Sekwencjonowanie wodorosiarczynowe to metoda, w której różne regiony DNA są analizowane za pomocą metylacji. Metylacja to proces dodawania określonej cząsteczki, zwanej grupą metylową, do nukleotydu, w tym przypadku zwykle cytozyny. Nieaktywne nukleotydy są często metylowane, więc ta metoda może być wykorzystywana do różnych celów, od określania aktywnych regionów genomu do identyfikacji regionów bogatych w geny. W sekwencjonowaniu wodorosiarczynowym proces sekwencjonowania nie ma wpływu na metylowane cytozyny, podczas gdy niemetylowane cytozyny są przekształcane w uracyl, nukleotyd zwykle nie występujący w materiale genetycznym, kwas dezoksyrybonukleinowy (DNA).
Metoda ta jest bardzo wrażliwa na zmiany w metylacji, więc niewielkie zmiany w wiązaniu mogą dostarczyć naukowcom konkretnych informacji o poszczególnych nukleotydach. Wodorosiarczyn sodu przekształca cytozynę w uracyl, ale konwersja zachodzi w środowisku, w którym metylowana cytozyna nie ulegnie tej zmianie. Po zakończeniu sekwencjonowania wodorosiarczynem oryginalny DNA został przekształcony w znacząco inną cząsteczkę. Cytozyny będą znacznie zubożone lub potencjalnie nieobecne. Jeśli cytozyna nadal znajduje się w tej przekształconej cząsteczce, reprezentuje ona naturalnie metylowaną cytozynę w rozważanym genomie.

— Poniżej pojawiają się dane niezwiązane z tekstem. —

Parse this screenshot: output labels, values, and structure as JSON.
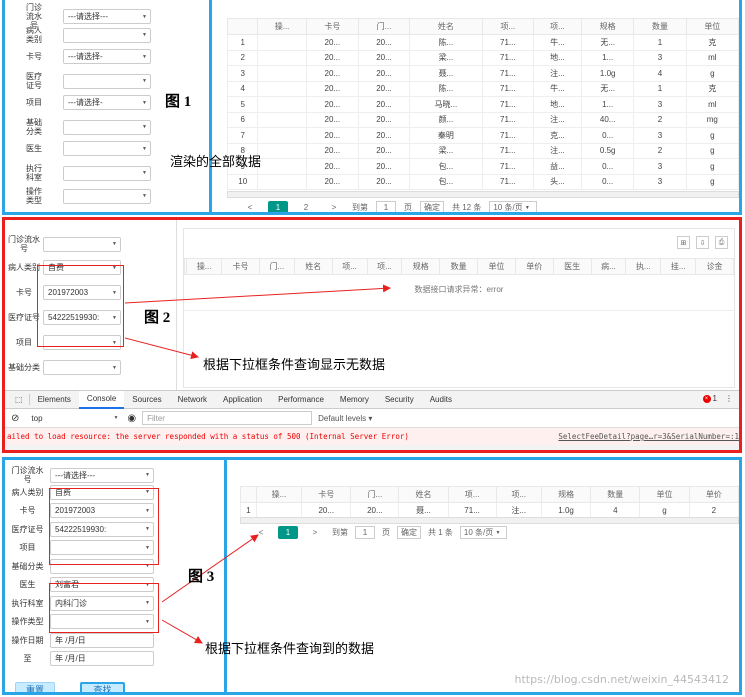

Jak wszystkie protokoły eksperymentalne, sekwencjonowanie wodorosiarczynem ma wady. Jego największą wadą jest to, że do prawidłowego działania wymaga bardzo wysokiego stężenia soli. Sól zachęca do przyłączania jednoniciowego DNA do jego bardziej naturalnej podwójnej helisy, a wodorosiarczyn sodu nie zawsze może dotrzeć do cytozyn, gdy są one częścią dwuniciowego DNA. Jeśli stężenie soli jest zbyt wysokie, wiele cytozyn może nie zostać przekształconych w uracyl, co skutkuje fałszywą identyfikacją metylowanych cytozyn w genomie. Aby zminimalizować liczbę fałszywie dodatnich identyfikacji, konieczne mogą być środki denaturujące.
Do sekwencjonowania wodorosiarczynem nie są potrzebne duże ilości danych genomowych, więc metoda ma przydatne zastosowanie do analizy próbek klinicznych. Oryginalne źródło kwasu nukleinowego nie ma znaczenia, ale źródłem musi być DNA. Teoretycznie kwas rybonukleinowy (RNA) można zsekwencjonować za pomocą tej metody, ponieważ większość RNA jest jednoniciowa i nie byłaby tak podatna na wyniki fałszywie dodatnie z powodu zablokowanych nukleotydów. Jednak w praktyce sekwencjonowanie wodorosiarczynem nie jest przydatne dla RNA, ponieważ RNA naturalnie zawiera uracyl. Bez jakiegoś zewnętrznego oznakowania lub uzupełnienia protokołu, przekształcone cytozyny byłyby nie do odróżnienia od naturalnego uracylu.
Przy podejmowaniu jakiegokolwiek rodzaju metodologii sekwencjonowania, dokładność i precyzja są niezbędne. Wrażliwe metody, takie jak sekwencjonowanie wodorosiarczynowe, oferują niezawodne sposoby analizy sekwencji, co z kolei pozwala na analizę genów i identyfikację celów leków i terapii. Chociaż ta metoda nie może być stosowana na żywych ludziach, nadal może być bardzo pomocna przy pracy z zaledwie najmniejszymi próbkami tkanek.